Ehemalige Abu-Nidal-Mitglieder halfen bei der Suche nach den Tätern
Die Namen der brutalen Angreifer vom 9. August 1982 konnten mit Hilfe ehemaliger Mitglieder der Abu-Nidal-Organisation nach Abu Nidals Tod festgestellt werden. Die Organisation fiel auseinander; ihre Mitglieder hatten im Laufe der Jahre zahlreiche „Schulden“ gegenüber den Strafverfolgungsbehörden angesammelt und verfügten über Informationen, die ihnen im Zuge eines entsprechenden Deals das Gefängnis hätten ersparen können.
So wurden die die Tat ausführenden Attentäter in einer Publikation der Illustrierten „Paris Match“ 33 Jahre nach der Tat namentlich erwähnt: Walid Abdulrahman Abu Zayed und Mahmoud Khader Abed Adra alias Hicham Harb. Der Erste hatte bereits die norwegische Staatsbürgerschaft erhalten und lebte in Oslo; der Zweite wechselte den Namen und hielt sich mutmaßlich irgendwo in Judäa oder Samaria auf. Ein weiterer, dritter Terrorist namens Zuhair Muhammad Hassan Khalid al-Abbasi alias Amiad Atta soll in Jordanien ansässig sein; ihm wird zur Last gelegt, die Attentäter versteckt, mit Waffen versorgt sowie die Fluchtwege nach dem Massaker gesichert zu haben.

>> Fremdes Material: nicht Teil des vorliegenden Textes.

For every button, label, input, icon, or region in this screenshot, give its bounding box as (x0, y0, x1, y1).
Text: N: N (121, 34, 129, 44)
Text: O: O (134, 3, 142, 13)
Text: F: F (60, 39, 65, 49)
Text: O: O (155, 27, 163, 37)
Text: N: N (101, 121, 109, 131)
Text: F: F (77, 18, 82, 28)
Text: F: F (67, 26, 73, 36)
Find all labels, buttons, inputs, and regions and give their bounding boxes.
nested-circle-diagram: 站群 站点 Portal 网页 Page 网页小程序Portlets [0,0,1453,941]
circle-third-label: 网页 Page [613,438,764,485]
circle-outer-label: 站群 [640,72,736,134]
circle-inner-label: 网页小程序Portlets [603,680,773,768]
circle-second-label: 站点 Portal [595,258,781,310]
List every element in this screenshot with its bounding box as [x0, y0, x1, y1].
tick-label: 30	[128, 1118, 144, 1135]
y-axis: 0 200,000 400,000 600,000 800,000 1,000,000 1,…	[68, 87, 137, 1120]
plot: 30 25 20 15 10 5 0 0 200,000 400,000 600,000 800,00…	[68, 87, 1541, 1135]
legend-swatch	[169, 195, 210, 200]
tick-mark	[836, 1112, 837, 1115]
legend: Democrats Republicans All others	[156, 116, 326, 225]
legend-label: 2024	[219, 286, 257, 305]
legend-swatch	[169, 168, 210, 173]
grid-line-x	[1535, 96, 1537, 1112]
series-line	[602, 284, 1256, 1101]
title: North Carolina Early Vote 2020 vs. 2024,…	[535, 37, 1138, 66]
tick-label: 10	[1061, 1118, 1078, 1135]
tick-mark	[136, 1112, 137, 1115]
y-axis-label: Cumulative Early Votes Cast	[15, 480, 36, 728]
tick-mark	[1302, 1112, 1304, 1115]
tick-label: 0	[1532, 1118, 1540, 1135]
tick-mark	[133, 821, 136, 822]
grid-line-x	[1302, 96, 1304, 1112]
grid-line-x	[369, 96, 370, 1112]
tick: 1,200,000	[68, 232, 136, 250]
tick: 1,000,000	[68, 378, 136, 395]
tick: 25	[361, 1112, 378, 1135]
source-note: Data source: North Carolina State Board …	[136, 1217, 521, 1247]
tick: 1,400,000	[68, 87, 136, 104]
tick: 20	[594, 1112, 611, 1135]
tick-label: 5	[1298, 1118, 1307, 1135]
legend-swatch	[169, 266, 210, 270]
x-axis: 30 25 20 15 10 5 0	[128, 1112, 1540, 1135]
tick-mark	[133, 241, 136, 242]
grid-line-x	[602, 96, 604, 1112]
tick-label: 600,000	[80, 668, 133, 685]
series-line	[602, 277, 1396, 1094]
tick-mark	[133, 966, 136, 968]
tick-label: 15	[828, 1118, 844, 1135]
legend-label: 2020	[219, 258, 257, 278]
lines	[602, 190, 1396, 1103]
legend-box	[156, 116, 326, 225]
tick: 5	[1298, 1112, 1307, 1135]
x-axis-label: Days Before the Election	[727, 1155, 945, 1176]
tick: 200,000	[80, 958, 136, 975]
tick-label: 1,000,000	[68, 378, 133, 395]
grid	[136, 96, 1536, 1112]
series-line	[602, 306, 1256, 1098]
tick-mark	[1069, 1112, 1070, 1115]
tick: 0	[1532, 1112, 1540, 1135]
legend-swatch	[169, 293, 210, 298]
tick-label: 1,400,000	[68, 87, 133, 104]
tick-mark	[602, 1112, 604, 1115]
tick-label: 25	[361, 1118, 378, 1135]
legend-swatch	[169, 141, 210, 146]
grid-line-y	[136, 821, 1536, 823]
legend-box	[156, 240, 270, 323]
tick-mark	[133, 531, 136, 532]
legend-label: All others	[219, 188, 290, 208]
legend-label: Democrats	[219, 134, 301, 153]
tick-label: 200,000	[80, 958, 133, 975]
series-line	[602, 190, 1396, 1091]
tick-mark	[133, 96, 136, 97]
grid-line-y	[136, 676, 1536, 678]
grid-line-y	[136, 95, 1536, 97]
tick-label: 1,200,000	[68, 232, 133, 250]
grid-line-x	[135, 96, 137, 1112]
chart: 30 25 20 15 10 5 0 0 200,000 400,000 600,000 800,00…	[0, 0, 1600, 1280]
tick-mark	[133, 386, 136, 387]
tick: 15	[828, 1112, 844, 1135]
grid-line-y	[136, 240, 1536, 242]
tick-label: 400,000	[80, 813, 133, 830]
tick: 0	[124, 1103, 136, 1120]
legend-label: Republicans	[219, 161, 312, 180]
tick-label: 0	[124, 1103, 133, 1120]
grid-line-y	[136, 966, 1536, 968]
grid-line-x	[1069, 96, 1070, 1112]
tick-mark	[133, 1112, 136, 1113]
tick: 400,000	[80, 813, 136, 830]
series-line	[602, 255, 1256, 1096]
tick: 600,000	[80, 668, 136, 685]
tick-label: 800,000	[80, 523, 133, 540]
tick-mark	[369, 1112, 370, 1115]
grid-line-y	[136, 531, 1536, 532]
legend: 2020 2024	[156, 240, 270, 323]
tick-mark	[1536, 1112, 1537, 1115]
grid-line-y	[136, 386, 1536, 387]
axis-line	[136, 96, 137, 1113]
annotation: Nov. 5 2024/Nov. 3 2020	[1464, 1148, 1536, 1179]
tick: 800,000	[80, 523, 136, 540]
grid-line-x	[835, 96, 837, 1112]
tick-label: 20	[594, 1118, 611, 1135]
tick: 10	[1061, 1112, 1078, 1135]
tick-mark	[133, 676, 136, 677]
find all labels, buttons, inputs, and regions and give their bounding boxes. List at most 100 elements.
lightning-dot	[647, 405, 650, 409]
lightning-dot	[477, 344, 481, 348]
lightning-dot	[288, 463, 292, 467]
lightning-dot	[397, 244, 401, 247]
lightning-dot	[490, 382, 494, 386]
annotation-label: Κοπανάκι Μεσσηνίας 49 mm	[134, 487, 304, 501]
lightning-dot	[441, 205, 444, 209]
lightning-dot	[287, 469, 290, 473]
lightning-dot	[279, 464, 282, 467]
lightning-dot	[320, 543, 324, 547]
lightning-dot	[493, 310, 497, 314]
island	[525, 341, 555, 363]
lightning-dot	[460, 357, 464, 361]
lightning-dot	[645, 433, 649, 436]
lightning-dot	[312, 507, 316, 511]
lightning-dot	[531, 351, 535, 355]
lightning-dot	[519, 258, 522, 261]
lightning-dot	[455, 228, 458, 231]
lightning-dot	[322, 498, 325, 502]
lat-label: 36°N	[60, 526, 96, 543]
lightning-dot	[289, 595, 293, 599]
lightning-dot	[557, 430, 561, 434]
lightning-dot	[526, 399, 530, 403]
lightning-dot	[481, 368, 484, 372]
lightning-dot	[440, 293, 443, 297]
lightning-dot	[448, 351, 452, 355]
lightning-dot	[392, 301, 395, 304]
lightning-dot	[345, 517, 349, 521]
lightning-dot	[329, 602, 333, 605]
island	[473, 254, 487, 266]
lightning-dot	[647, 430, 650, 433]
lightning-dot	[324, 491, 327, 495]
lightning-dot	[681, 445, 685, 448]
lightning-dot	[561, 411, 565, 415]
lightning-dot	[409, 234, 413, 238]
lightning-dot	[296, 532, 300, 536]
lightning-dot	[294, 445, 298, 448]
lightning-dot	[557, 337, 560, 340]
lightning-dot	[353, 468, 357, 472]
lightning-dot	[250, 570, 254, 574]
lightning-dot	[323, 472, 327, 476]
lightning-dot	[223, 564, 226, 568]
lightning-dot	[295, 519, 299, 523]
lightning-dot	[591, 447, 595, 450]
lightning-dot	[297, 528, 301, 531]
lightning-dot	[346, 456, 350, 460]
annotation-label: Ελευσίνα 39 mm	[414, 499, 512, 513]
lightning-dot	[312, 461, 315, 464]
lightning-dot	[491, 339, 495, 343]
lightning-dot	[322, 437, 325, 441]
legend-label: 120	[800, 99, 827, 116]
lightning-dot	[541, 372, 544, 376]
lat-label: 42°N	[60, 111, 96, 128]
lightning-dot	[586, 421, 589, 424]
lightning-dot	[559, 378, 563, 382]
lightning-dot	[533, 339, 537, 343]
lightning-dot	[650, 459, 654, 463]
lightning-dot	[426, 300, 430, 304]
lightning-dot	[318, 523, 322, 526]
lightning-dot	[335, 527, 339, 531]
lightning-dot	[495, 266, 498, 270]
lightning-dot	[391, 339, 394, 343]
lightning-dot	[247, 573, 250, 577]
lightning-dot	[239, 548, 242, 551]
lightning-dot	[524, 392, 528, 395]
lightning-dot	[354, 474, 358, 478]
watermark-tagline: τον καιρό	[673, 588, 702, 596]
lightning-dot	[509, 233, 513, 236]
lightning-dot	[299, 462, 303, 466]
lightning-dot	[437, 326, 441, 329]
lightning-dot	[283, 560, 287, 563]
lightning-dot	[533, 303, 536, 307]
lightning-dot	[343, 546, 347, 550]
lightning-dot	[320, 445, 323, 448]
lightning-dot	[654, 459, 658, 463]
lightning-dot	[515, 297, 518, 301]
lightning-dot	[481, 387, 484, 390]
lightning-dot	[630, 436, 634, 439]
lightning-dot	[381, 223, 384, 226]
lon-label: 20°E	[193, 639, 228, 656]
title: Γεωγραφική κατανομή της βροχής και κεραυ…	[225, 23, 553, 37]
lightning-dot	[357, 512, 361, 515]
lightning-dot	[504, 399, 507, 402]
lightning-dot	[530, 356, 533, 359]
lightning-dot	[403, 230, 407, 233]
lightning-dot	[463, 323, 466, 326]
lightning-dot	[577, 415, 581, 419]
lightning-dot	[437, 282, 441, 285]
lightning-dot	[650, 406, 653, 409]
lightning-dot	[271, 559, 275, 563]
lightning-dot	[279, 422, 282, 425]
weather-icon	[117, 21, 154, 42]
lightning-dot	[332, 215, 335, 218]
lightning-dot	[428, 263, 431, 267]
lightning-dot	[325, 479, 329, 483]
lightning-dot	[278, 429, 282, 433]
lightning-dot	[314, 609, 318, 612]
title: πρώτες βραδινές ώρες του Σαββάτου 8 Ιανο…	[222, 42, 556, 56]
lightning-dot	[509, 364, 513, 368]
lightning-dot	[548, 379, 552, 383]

Fast wäre er dank Norwegen unbehelligt geblieben
Im Februar 2015 wurde in Paris der internationale Haftbefehl gegen die drei mutmaßlichen Täter erlassen. Was dann geschah, hätte man vermuten können. Die Führung der „Palästinensischen Autonomiebehörde“ konnte mit ihren „Bemühungen“ den genauen Aufenthaltsort von Mahmoud Abed nicht feststellen, und Norwegen weigerte sich schlicht, seinen Bürger an Frankreich auszuliefern: Das norwegische Recht, ließ man aus Oslo wissen, läßt keine Auslieferung eigener Bürger zu. Mehr noch: Es wurde mitgeteilt, dass der „Palästinenser“, der seit 1991 in Norwegen lebt, auch nicht verhaftet werde, weil das erlassene Gesetz über die Aufhebung der 25-jährigen Verjährungsfrist nicht rückwirkend gelte. Abu Zayeds Frau betonte, dass ihr Mann an dem Terroranschlag in Paris nicht beteiligt und gar nie in Frankreich gewesen sei. Allein die jordanischen Behörden nahmen gemäß dem Haftbefehl der französischen Justiz al-Abbasi bereits im August 1982 als mutmaßlichen Drahtzieher des Pariser Anschlags fest.
Dennoch hat in diesem Fall die Hartnäckigkeit der französischen Polizei Wirkung gezeigt; so konnten die norwegischen Behörden überzeugt werden, Abu Zayed der französischen Justiz zu auszuliefern. Es ist davon auszugehen, dass diese über genügend Beweise seiner Beteiligung an dem Massaker vom 9. August 1982 in der Rue des Rosiers verfügt. Jo Goldenberg konnte diese Entwicklung, dass endlich die Chance da war, einen der Terroristen vor Gericht zu bringen, leider nicht mehr erleben (Jo Goldenberg starb im Mai 2014 in Israel im Alter von 91 Jahren, - Anm. d. Übers).